Joseph M. Hellerstein writes:
When the folks at ACM SIGMOD asked me to be a guest blogger this month, I figured I should highlight the most community-facing work I’m involved with. So I wrote up a discussion of MADlib, and that the fact that this open-source in-database analytics library is now open to community contributions. (A bunch of us recently wrote a paper on the design and use of MADlib, which made my writing job a bit easier.) I’m optimistic about MADlib closing a gap between algorithm researchers and working data scientists, using familiar SQL as a vector for adoption on both fronts.

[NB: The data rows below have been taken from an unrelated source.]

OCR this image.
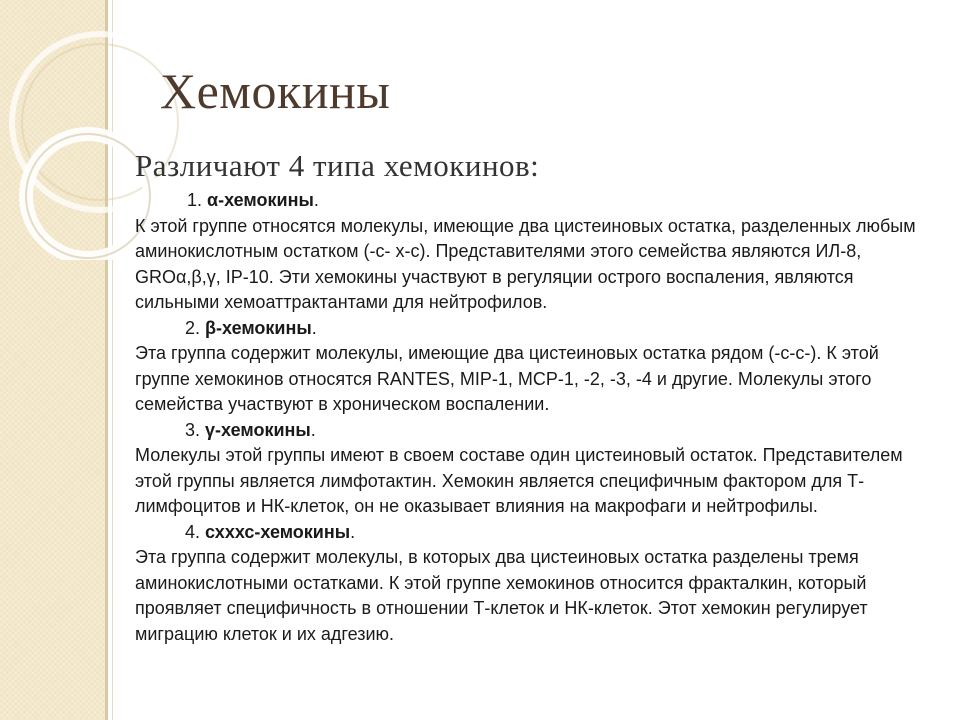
Хемокины
Различают 4 типа хемокинов:

1. α-хемокины.

К этой группе относятся молекулы, имеющие два цистеиновых остатка, разделенных любым аминокислотным остатком (-с- х-с). Представителями этого семейства являются ИЛ-8, GROα,β,γ, IP-10. Эти хемокины участвуют в регуляции острого воспаления, являются сильными хемоаттрактантами для нейтрофилов.

2. β-хемокины.

Эта группа содержит молекулы, имеющие два цистеиновых остатка рядом (-с-с-). К этой группе хемокинов относятся RANTES, MIP-1, MCP-1, -2, -3, -4 и другие. Молекулы этого семейства участвуют в хроническом воспалении.

3. γ-хемокины.

Молекулы этой группы имеют в своем составе один цистеиновый остаток. Представителем этой группы является лимфотактин. Хемокин является специфичным фактором для Т-лимфоцитов и НК-клеток, он не оказывает влияния на макрофаги и нейтрофилы.

4. схххс-хемокины.

Эта группа содержит молекулы, в которых два цистеиновых остатка разделены тремя аминокислотными остатками. К этой группе хемокинов относится фракталкин, который проявляет специфичность в отношении Т-клеток и НК-клеток. Этот хемокин регулирует миграцию клеток и их адгезию.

I kicked off MADlib as a part-time consulting project for Greenplum during my sabbatical in 2010-2011. As I built out the first two methods (FM and CountMin sketches) and an installer, Greenplum started assembling a team of their own engineers and data scientists to overlap with and eventually replace me when I returned to campus. They also developed a roadmap of additional methods that their customers wanted in the field. Eighteen months later, Greenplum now contributes the bulk of the labor, management and expertise for the project, and has built bridges to leading academics as well.
Like they said at Woodstock, “if you don’t think SQL is all that weird….” you might want to stop by the MADlib project. (I will have to go listen to the soundtrack. That may not be an exact quote.)
This is an important project for database analytics in an SQL context.